Should My Child Need To See a Therapist

Should My Child Need To See a Therapist

Parenting

If you are a parent of a child at any age, you have probably asked yourself this question at some point. 

And rightfully so! Children are exposed to a world that can be scary and overwhelming, and we were not trained in how to parent them. 

Tweens are struggling with hormones while struggling with learning coping mechanisms at school and with friends. Teens were hoping for a modicum of independence, but you worry what that freedom can expose them to.

It’s chaos and disappointment wrapped up in a pretty bow. 

How do you know if your child should see a therapist? And how do you know if it will help?

There are three ways you can know if your child should see a therapist:

  1. They are acting out a lot more than usual.
  2. They are isolating themselves from others.
  3. They are struggling a lot with changes.

1. They are acting out a lot more than usual.

If your kids are acting out in ways you haven’t seen before, and it stands out to you as not in line with their character, something is off for your child.

Have you ever seen the Pixar movie Inside Out? There is a scene where Ryley, the little girl, is at the dinner table with her parents. While she is processing through her emotions, she gets mad at her dad and yells in response to a little question. 

This is actually a very common response for young people who are dealing with big emotions. Anger takes control of their emotion regulation center as a protective factor to keep them from feeling the pain of the emotions they are experiencing. 

So if your child is yelling when you ask them a simple question, or are talking back a lot more than usual, or are getting physical with their siblings in anger when they have never done that before, your child needs more support

2. They are isolating themselves from others. 

Some children are shy and prefer to keep their circle tight and small. Some adults are also this way (see me raising my hand over here). 

However, there is a big difference between being socially shy and socially isolated

When a child is shy, they keep the circle small, only a handful of people they open up to and feel comfortable with. 

Social isolation is when the child emotionally disconnects from others altogether and does not have healthy or supportive interactions, whether in person or via Zoom. 

If your child has not been having regular interactions with others and does not request for these interactions, they are not getting the socialization needed for healthy development. 

Yes, we do need to be safe with the people in our child’s lives, but we can be safe without isolating. If your child does not want to engage virtually with a long-time friend or even to spend time with their friends, they are not okay and need more support

3. They are struggling a lot with changes. 

We have all gone through some major changes at one point or another—especially the youth in our society. 

One thing about young people is that they are extremely resilient by nature. They adapt to their circumstances to survive and often to thrive. 

If your child is not adjusting to these changes in a healthy way, your child needs support. 

Some youth do struggle with building resiliency, especially when faced with impossible circumstances, such as distance learning during a pandemic. 

And here is the thing: you as parents should not be putting the entire weight of your child’s mental health on your shoulders. 

Let me say that again.

You, as parents, SHOULD NOT BE PUTTING THE ENTIRE WEIGHT OF YOUR CHILD’S MENTAL HEALTH ON YOUR SHOULDERS!

We were never meant to raise children alone.
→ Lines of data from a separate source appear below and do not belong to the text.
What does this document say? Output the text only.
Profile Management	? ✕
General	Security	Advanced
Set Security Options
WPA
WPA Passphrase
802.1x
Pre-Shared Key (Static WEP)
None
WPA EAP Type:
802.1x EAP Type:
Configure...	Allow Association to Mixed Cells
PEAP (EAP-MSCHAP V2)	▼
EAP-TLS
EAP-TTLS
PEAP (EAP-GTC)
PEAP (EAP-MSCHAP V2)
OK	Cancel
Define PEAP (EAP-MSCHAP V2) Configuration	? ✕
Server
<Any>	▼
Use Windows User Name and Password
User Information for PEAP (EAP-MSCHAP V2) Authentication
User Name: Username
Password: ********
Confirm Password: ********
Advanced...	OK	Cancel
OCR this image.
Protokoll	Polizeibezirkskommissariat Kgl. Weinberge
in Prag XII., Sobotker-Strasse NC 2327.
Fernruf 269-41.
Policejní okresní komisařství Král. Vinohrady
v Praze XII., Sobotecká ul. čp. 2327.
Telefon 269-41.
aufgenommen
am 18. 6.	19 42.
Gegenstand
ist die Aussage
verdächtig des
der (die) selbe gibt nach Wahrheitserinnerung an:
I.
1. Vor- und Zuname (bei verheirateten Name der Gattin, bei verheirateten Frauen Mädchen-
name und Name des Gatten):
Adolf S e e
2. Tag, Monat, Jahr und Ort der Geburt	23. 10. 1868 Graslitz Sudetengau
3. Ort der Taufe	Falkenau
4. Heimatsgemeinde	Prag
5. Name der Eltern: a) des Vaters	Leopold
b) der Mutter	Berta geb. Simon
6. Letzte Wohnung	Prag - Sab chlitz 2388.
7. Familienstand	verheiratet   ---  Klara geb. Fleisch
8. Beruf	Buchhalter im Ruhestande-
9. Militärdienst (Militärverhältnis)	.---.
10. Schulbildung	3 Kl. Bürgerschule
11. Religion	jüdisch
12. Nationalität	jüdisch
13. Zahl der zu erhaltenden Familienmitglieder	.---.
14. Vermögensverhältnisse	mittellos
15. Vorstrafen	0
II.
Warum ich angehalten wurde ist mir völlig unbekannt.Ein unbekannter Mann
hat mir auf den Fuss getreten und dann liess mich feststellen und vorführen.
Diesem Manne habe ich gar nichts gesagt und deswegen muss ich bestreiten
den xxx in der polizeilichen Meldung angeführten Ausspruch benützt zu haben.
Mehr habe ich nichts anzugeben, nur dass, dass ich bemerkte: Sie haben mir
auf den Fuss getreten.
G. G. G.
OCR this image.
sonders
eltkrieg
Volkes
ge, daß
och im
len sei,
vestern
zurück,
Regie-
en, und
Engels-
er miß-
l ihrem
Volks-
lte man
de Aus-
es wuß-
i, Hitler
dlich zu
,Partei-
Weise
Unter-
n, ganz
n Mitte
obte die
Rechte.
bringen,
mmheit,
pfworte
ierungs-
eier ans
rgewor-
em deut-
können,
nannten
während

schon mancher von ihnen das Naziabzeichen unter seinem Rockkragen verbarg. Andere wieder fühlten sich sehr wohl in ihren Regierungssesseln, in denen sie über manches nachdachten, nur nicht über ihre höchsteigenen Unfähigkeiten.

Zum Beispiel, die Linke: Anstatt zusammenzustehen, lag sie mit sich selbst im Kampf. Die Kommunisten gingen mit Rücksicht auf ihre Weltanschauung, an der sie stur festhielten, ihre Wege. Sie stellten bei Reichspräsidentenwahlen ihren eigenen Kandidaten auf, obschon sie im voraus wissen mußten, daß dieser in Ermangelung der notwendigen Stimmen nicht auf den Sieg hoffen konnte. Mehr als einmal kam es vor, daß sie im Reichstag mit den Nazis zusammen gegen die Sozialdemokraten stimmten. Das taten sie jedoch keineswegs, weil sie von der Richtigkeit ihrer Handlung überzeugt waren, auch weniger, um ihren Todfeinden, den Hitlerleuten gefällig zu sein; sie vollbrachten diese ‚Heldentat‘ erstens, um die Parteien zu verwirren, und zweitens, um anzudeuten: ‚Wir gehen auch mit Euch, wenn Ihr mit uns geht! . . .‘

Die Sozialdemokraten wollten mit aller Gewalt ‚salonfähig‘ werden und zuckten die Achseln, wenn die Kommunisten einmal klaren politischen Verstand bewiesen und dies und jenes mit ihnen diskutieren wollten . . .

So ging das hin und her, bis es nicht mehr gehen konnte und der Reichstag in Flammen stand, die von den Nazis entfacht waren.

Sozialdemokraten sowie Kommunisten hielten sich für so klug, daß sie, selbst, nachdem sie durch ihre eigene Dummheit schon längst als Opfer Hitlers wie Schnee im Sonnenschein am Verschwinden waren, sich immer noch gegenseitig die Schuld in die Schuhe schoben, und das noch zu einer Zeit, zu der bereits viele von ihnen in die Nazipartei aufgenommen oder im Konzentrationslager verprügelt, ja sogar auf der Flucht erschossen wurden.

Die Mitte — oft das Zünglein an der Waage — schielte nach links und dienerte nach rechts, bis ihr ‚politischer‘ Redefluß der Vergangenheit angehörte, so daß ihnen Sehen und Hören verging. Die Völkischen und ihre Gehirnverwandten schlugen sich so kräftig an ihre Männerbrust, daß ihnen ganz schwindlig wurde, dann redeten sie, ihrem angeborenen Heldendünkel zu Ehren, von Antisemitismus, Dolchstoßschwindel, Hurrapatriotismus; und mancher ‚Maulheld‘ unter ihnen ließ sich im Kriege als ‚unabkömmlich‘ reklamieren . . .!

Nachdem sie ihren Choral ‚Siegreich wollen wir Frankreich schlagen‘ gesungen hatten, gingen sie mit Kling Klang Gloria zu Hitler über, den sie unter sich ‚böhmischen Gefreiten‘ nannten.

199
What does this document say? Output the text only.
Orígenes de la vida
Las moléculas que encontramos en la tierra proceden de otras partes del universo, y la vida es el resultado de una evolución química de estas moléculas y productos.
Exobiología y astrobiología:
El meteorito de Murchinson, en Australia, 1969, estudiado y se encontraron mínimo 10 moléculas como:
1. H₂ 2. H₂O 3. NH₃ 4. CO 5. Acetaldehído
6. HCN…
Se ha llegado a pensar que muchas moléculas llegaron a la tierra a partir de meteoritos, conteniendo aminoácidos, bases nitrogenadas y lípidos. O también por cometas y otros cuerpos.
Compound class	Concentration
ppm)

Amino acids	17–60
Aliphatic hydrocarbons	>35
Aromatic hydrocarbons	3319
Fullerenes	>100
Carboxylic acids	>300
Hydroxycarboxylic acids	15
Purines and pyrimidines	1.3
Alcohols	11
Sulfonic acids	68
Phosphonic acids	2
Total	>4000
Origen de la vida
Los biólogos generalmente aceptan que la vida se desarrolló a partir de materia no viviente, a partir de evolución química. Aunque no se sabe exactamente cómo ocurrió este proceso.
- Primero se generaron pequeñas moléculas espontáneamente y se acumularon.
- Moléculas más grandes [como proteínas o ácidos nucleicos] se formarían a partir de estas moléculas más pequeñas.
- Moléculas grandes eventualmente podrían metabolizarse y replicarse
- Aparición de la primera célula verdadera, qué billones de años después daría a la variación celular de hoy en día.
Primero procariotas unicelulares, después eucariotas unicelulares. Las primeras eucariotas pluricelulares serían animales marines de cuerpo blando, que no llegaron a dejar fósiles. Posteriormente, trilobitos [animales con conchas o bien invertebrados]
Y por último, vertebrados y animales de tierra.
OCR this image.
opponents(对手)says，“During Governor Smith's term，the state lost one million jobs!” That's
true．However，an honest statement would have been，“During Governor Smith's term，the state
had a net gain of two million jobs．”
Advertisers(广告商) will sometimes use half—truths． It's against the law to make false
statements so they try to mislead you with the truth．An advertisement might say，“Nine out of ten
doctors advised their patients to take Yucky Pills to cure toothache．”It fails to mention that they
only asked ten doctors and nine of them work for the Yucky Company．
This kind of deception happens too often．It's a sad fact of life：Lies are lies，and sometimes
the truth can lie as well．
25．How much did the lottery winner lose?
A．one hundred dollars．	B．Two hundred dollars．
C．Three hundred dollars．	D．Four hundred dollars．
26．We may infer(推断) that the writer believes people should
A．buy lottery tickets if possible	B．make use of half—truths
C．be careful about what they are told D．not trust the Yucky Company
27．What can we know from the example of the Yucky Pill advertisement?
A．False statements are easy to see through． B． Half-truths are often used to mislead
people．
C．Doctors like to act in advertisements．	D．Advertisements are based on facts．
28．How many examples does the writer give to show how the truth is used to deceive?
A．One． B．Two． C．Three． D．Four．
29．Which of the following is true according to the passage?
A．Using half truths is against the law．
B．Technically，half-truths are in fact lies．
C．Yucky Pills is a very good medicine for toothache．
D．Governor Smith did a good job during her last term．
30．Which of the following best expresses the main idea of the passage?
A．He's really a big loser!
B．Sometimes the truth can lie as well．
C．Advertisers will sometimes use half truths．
Not in caveman days. Not today.

Children grow healthy and strong, both physically and mentally, when they are raised in a community with other people. With people who can help to build their strengths into your child, teaching them skills to manage the different challenges they face in life. 

You are not the only one who should be helping your child through these changes. 

If they are struggling a lot with the changes, they are facing, and you are also struggling with adjusting to how unpredictable life can be when parenting, your kids would benefit greatly from more support. 

Now, you may be wondering:

How can therapy help my child?

There are many different ways counseling can help your child with the issues discussed above. 

If your child is struggling with acting out behaviors, a therapist can work with your child to find healthy and helpful ways to express the emotions that are too big to control. 

If your child is isolating from peers, a therapist can help your child learn to identify and express what they are experiencing and then how to reach out for help and support in a way that enhances relationships. 

If your child is struggling with the changes, a therapist can help your child learn different techniques to build their resiliency

A therapist can also provide you with education and support in how to respond to your child in ways that bring you closer together rather than pull you apart. 

Sending your child to therapy when they need help DOES NOT mean you are a failure as a parent. 

In fact, what you are doing is teaching your child that we are not meant to always figure it out on our way. That it is okay to reach out for help from people who know how to help. And that you love them, even when they are struggling with what they are going through. 

You are a good parent, and you love your child! No matter what they are struggling with. 

And you don’t have to do this parenting thing alone.